PROVIDENCE, R.I. (AP) — Rhode Island would likely face questioning from federal officials if it abandons its health insurance marketplace and transfers operations to the federal government, the head of HealthSource RI told lawmakers Wednesday.
Director Christine Ferguson told the House Finance Committee it's unclear whether the state would have to pay a financial penalty for giving up on HealthSource because no state running a successful marketplace has taken that step.
"I think we would definitely be subject to some very serious questioning," she said, adding that federal lawmakers have held oversight hearings on failed marketplace launches elsewhere. "I can't imagine that we would not have a similar conversation."
Rhode Island has been awarded some $140 million in federal funds — not all of it yet spent — to build and initially operate HealthSource RI, which has emerged as a model among state-run marketplaces. Most other states are using the federally run healthcare.gov.
Rhode Island has not identified a way to pay for HealthSource once federal funding dries up, and some lawmakers want to give up on it.
A bill reviewed by the panel Wednesday directs the governor to transfer operations of HealthSource RI to the federal government no later than year's end.
"It's probably a luxury that we in Rhode Island can't afford," said Rep. Patricia Morgan, R-West Warwick, the lead sponsor. "You all know the reality of the coming years. We just don't have the $23 million."
Gov. Lincoln Chafee's proposed budget for the fiscal year beginning in July included $23.4 million for HealthSource, but all of it was federal funding. Last week, Ferguson said she had recently learned that federal officials want the state to chip in $4.6 million to leverage additional federal money. The request surprised lawmakers.
She quickly backtracked, saying Tuesday that state funds wouldn't immediately be needed after all because of the "cooperation and support" from federal officials. She said they had concerns over discussions in Rhode Island about possibly abandoning HealthSource.
Ferguson has said that walking away from HealthSource would be a mistake and that investing in it will yield returns, eventually bringing down skyrocketing health care costs.
She said that ratepayers will still have costs to bear if Rhode Island uses the federal exchange and that she's trying to bring down the annual operating cost to about $16.9 million if HealthSource remains in state hands.

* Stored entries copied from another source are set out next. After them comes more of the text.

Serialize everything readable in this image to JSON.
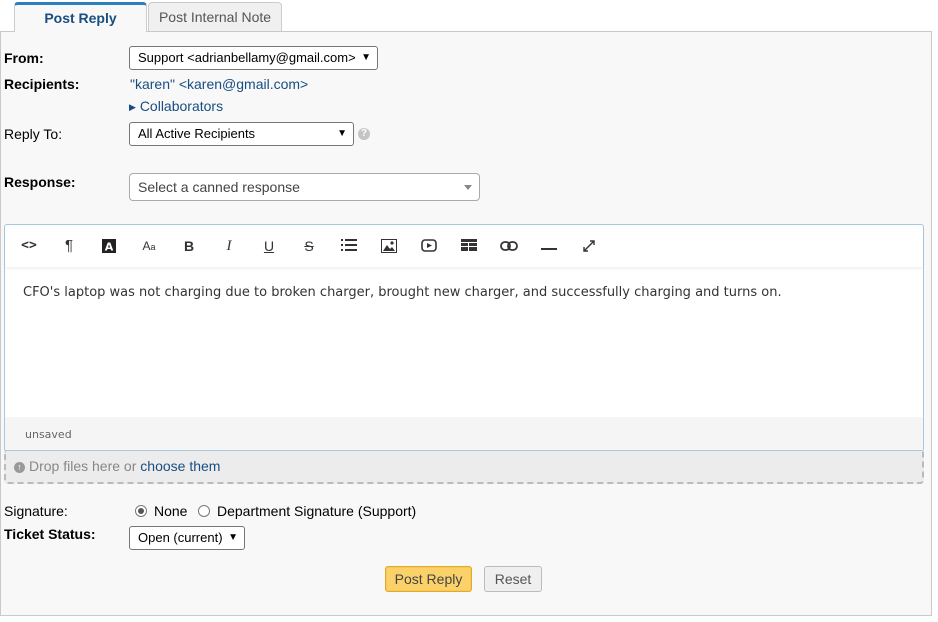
{
  "tabs": [
    {
      "label": "Post Reply",
      "active": true
    },
    {
      "label": "Post Internal Note",
      "active": false
    }
  ],
  "form": {
    "from_label": "From:",
    "from_value": "Support <adrianbellamy@gmail.com>",
    "recipients_label": "Recipients:",
    "recipient": "\"karen\" <karen@gmail.com>",
    "collaborators_label": "Collaborators",
    "reply_to_label": "Reply To:",
    "reply_to_value": "All Active Recipients",
    "response_label": "Response:",
    "response_placeholder": "Select a canned response"
  },
  "editor": {
    "content": "CFO's laptop was not charging due to broken charger, brought new charger, and successfully charging and turns on.",
    "status": "unsaved",
    "toolbar": [
      "code-view",
      "paragraph",
      "text-color",
      "font-size",
      "bold",
      "italic",
      "underline",
      "strikethrough",
      "list",
      "image",
      "video",
      "table",
      "link",
      "horizontal-rule",
      "fullscreen"
    ]
  },
  "dropzone": {
    "text": "Drop files here or ",
    "link": "choose them"
  },
  "signature": {
    "label": "Signature:",
    "options": [
      "None",
      "Department Signature (Support)"
    ],
    "selected": "None"
  },
  "ticket_status": {
    "label": "Ticket Status:",
    "value": "Open (current)"
  },
  "buttons": {
    "post_reply": "Post Reply",
    "reset": "Reset"
  },
  "colors": {
    "link": "#184e81",
    "primary_button": "#fbd26a",
    "active_tab_border": "#2a7fc0"
  }
}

Mike Stenhouse, chief executive of the Rhode Island Center for Freedom & Prosperity, testified in favor of scrapping it. He called it "popular spin" that HealthSource is a great success, calling it a financial burden instead.
"One way or another, someone has to pay for this costly mandate," he said, according to his written testimony. "Rhode Island simply does not have a large enough insurance base or tax base to take on this high-priced burden."
About 29,000 signed up for individual coverage through HealthSource during the first open enrollment, which ended March 31.